On the heels of its decision this week to quit China, Uber faces ejection from neighbouring Taiwan, after a local regulator accused the car-hailing app of misusing its business licence.
Taiwan’s Ministry of Economic Affairs Investment Commission — which oversees the country’s foreign investments — said it was poised to revoke Uber’s permit to operate in the country, saying the US company was using its local licence “for a purpose other than the business for which it was issued”.
The commission said Uber had applied for a licence to operate as an “information service” provider in Taiwan, but instead had been running a passenger car service — a business that is not open to foreign enterprises.
The spat is the latest problem to afflict car-hailing apps — Uber and rival Lyft have long encountered opposition from authorities and taxi companies around the world — just as neighbouring China issued ground-breaking regulations to legalise the industry.
Uber and Didi Chuxing, China’s local app champion, on Monday announced an agreement to merge Uber’s China operations into Didi, giving its investors a 20 per cent stake in the Chinese company.

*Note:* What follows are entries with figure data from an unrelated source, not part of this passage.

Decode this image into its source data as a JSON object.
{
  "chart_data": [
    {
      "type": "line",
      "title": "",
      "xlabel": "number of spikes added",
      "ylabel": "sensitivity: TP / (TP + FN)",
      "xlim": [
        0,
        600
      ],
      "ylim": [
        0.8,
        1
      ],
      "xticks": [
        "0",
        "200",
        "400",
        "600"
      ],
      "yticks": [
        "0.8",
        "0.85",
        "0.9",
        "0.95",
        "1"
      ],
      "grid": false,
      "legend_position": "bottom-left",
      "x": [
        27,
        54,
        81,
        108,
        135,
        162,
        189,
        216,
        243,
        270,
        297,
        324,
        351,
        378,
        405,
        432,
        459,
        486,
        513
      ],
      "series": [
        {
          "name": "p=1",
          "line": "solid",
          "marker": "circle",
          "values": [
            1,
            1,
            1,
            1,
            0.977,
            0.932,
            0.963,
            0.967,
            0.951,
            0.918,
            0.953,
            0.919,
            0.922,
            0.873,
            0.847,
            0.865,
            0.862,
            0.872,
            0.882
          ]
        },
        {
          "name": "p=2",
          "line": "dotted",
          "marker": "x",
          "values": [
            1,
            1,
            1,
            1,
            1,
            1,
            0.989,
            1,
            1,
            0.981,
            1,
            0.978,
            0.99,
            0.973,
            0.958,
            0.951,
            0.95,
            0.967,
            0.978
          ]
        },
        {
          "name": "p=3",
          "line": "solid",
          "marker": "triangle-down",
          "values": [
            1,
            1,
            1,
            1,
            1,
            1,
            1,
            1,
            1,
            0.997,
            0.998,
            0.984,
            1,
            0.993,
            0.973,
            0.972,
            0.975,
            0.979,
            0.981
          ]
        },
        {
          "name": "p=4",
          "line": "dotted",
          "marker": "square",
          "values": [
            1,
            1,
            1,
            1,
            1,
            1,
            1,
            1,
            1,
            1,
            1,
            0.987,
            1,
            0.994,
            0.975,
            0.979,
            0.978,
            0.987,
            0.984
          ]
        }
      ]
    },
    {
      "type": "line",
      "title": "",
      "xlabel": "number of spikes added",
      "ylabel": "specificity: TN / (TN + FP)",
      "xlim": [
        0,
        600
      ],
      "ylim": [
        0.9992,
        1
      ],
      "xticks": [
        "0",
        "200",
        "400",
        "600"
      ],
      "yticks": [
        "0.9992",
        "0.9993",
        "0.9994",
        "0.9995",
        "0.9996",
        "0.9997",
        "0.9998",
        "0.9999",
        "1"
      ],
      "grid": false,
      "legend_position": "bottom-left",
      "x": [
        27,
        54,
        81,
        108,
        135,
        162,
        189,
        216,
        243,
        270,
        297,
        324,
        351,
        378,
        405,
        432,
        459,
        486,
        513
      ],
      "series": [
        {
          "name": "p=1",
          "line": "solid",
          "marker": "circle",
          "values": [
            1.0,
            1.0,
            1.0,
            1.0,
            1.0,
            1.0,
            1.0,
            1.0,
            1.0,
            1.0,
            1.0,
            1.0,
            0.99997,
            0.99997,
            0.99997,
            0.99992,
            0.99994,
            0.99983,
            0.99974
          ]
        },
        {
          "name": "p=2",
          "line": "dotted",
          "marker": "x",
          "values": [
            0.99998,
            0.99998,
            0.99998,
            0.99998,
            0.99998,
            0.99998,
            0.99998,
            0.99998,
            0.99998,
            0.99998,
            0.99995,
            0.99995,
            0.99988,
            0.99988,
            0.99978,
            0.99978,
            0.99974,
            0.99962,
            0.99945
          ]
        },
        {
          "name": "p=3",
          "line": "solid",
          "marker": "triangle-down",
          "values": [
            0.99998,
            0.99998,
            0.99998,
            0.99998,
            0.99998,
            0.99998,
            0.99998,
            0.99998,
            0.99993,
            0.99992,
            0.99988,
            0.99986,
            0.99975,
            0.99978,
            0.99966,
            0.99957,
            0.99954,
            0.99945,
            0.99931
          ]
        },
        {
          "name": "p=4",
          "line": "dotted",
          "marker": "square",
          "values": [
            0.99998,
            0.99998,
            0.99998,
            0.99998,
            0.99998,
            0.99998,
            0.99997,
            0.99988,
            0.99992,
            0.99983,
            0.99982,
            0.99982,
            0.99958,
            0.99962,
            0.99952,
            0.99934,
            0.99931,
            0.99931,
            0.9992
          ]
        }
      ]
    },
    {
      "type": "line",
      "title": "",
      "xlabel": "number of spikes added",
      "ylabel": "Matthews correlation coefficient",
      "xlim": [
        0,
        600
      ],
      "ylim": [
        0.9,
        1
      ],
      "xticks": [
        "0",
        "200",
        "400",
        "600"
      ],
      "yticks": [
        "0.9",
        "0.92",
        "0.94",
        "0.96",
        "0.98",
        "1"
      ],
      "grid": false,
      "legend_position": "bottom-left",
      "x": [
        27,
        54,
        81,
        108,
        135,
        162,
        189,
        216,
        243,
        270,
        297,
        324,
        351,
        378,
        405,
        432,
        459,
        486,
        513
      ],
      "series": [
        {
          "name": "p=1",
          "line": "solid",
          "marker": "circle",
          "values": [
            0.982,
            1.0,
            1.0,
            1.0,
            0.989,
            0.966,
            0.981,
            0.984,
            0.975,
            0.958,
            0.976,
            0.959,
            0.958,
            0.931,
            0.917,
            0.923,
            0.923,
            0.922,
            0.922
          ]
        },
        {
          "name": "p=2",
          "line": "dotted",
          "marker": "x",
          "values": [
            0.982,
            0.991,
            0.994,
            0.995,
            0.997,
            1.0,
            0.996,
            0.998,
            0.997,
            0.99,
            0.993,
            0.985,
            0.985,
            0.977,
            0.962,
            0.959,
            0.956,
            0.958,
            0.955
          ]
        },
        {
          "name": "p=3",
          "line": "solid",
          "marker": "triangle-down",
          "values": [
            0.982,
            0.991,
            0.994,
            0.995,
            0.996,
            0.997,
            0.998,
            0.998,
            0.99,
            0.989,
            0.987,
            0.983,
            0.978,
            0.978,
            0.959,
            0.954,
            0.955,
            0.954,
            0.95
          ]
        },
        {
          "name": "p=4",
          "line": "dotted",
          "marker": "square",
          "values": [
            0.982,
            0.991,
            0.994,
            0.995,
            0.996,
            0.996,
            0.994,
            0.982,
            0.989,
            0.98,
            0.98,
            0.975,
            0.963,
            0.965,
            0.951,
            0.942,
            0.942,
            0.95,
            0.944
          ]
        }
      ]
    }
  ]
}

Uber entered the Taiwan market in 2013, triggering anger from domestic taxi drivers, who have staged protests against the group as recently as July.
“Uber is committed to Taiwan and to the tens of thousands of Taiwanese riders and drivers who rely on Uber every day,” said Uber Taiwan in a statement on Wednesday.
“We want to work with the Taiwanese government to help them understand the role of technology in creating economic opportunity and meeting the transportation needs of Taiwan.”
The commission said that a final decision would be made by August 11.
“It is our hope they will rule in favour of innovation, recognising ride-sharing as part of the solution, and open a meaningful dialogue with Uber,” said Uber.